Que faire quand le cheval se cabre?
3 août, 2009
Savoir distinguer le simple réflexe de peur et la défense vicieuse permet d’adapter sa réaction à la situation.
Pourquoi le cheval se cabre-t-il?
Le cabré est un geste inné. Un jeune cheval confronté à un mâle plus vieux se cabre de façon agressive, à la fois pour impressionner son partenaire, et pour s’en défendre. Il s’agit d’une position combative, plus fréquente chez les animaux mâles, castrés ou non, que chez les juments.
Chez le cheval domestique, c’est une réaction de peur ou une révolte contre une contrainte qu’il n’accepte pas. Dans ce cas, on parle de défense.
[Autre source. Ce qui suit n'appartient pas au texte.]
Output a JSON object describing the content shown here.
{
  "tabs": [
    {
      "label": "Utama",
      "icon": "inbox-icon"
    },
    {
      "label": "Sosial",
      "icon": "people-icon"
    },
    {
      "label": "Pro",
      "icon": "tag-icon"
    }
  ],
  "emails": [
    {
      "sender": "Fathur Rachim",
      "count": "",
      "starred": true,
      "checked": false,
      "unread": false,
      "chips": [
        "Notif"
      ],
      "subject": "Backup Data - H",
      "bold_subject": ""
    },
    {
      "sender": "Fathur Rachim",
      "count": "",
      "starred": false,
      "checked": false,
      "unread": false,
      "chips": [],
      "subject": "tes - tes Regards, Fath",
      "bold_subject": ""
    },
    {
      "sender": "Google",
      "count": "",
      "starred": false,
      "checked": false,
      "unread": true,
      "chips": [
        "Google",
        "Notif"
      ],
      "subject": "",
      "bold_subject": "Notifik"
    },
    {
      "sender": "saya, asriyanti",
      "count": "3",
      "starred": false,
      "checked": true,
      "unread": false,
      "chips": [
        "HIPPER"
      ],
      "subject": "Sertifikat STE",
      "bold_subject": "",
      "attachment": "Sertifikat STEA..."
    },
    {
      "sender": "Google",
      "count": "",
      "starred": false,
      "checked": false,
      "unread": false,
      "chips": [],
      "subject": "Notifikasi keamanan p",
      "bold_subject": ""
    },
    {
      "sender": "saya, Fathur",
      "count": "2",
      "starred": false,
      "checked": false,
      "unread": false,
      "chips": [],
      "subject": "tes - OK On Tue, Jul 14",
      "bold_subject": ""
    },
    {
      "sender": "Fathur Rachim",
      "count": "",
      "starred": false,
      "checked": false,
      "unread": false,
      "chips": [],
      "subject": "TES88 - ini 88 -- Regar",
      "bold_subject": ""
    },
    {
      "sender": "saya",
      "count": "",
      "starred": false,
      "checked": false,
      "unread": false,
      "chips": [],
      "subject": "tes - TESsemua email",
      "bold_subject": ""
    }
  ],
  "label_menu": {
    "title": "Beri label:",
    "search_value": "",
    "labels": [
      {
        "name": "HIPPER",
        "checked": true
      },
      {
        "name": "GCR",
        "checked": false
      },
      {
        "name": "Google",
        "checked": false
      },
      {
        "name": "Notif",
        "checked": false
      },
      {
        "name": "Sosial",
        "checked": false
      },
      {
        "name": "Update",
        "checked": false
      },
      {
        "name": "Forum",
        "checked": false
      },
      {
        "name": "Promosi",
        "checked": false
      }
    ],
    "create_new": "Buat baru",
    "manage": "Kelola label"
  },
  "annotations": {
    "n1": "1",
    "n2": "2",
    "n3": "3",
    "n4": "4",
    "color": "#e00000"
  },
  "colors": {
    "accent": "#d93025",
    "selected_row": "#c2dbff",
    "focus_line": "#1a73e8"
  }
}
Les chevaux entiers conservent un fort instinct et se cabrent facilement.
Le cheval réactif
Certains chevaux rétifs emploient cette défense de manière systématique à chaque fois qu’on leur demande quelque chose qui leur déplait. S’il n’a pas été corrigé avant l’âge adulte, ce défaut risque de ne jamais disparaitre. De tels chevaux sont dangereux et, quelles que soient par ailleurs leurs qualités, celles-ci sont gâtées par le retour imprévisible de cette réaction. C’est pourquoi lorsqu’on se porte acquéreur d’un cheval, il convient de le tester dans des conditions réelles et de prendre le temps de le confronter à des situations de peur. Si le cheval semble se cabrer pour un oui ou pour un non, mieux vaut renoncer à l’achat.
Réaction de peur
Beaucoup de chevaux se cabrent uniquement dans des occasions particulières et assez rares. Le plus souvent, le cabré est provoqué par la peur : peur de monter dans un van, d’entrer dans un local sombre ou dont l’entrée semble étroite; peur d’une odeur déplaisante ou d’un animal sauvage; peur de l’eau ou d’un obstacle inhabituel,…
Ce geste est également déclenché par la douleur. Les dentistes de chevaux en savent quelque chose… en équitation, une main trop dure ou une embouchure trop sévère, une séance de travail excessivement contraignante peuvent inciter le cheval à se révolter contre la souffrance.
Faut-il corriger le cheval qui se cabre?
Corriger ce défaut chez un cheval adulte est presque impossible. Lorsqu’on connait un cheval, on cherche à prévenir ce geste en évitant de le bloquer dans des situations qui provoquent chez lui le cabré.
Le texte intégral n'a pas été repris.